Can a Bose–Einstein condensate form at room temperature? If it’s made of atoms, not by a long shot. To coax a gas of bosonic atoms to pile up in their quantum ground state, researchers must cool the gas to within a few millionths of a degree of absolute zero. And they must keep it isolated in an otherwise ultrahigh vacuum.
More accessible condensates can be made by replacing the atoms with polaritons: quasiparticles of light and matter that form when photons trapped in an optical cavity couple to electronic excitations in a solid. Quantum condensation of polaritons sets in at a much higher temperature, and polariton systems are more easily integrated with semiconductor devices—both factors that pave the way for potential technological applications. (See the article by David Snoke and Jonathan Keeling, Physics Today, October 2017, page 54.)
But polaritons differ from atoms because of their short lifetime. Photons leak out of even the best cavities after a few picoseconds, so a polariton condensate must be continually refreshed with new photons to replace the ones that are lost. The condensate, therefore, never truly reaches thermal equilibrium; at best, it reaches a steady state.

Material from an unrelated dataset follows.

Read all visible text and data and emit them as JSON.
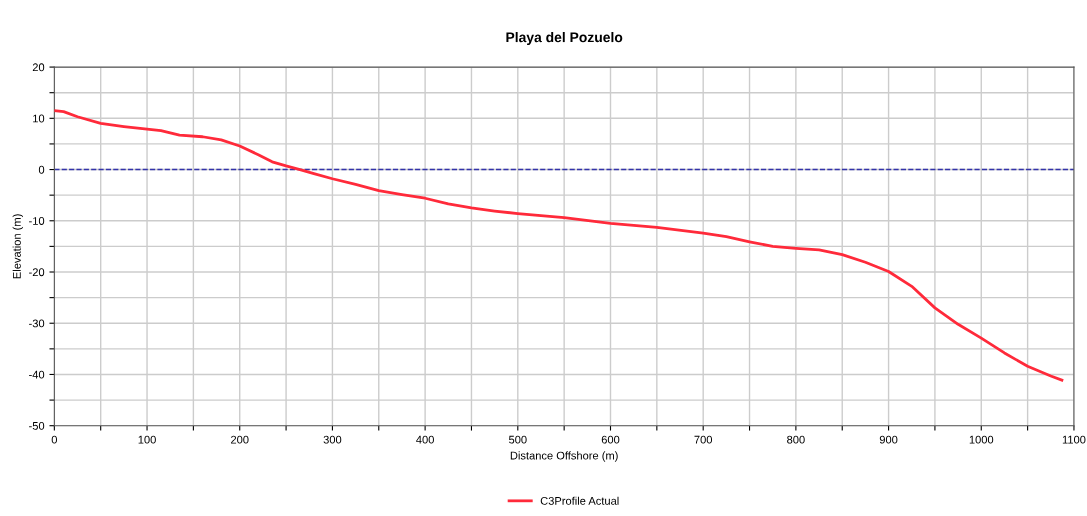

Now Jacqueline Bloch (University of Paris–Saclay), Léonie Canet (Grenoble Alpes University), and colleagues have shown experimentally that because of its nonequilibrium nature, a polariton condensate behaves in an observably different way from its equilibrium counterparts. The behavior follows the form of the Kardar-Parisi-Zhang (KPZ) equation, derived in 1986 by Mehran Kardar, Giorgio Parisi (recipient of a share of the Nobel Prize in Physics; see Physics Today, December 2021, page 17), and Yi-Cheng Zhang to describe a wide variety of nonequilibrium systems, including raging wildfires and delicate frost crystals growing on a window.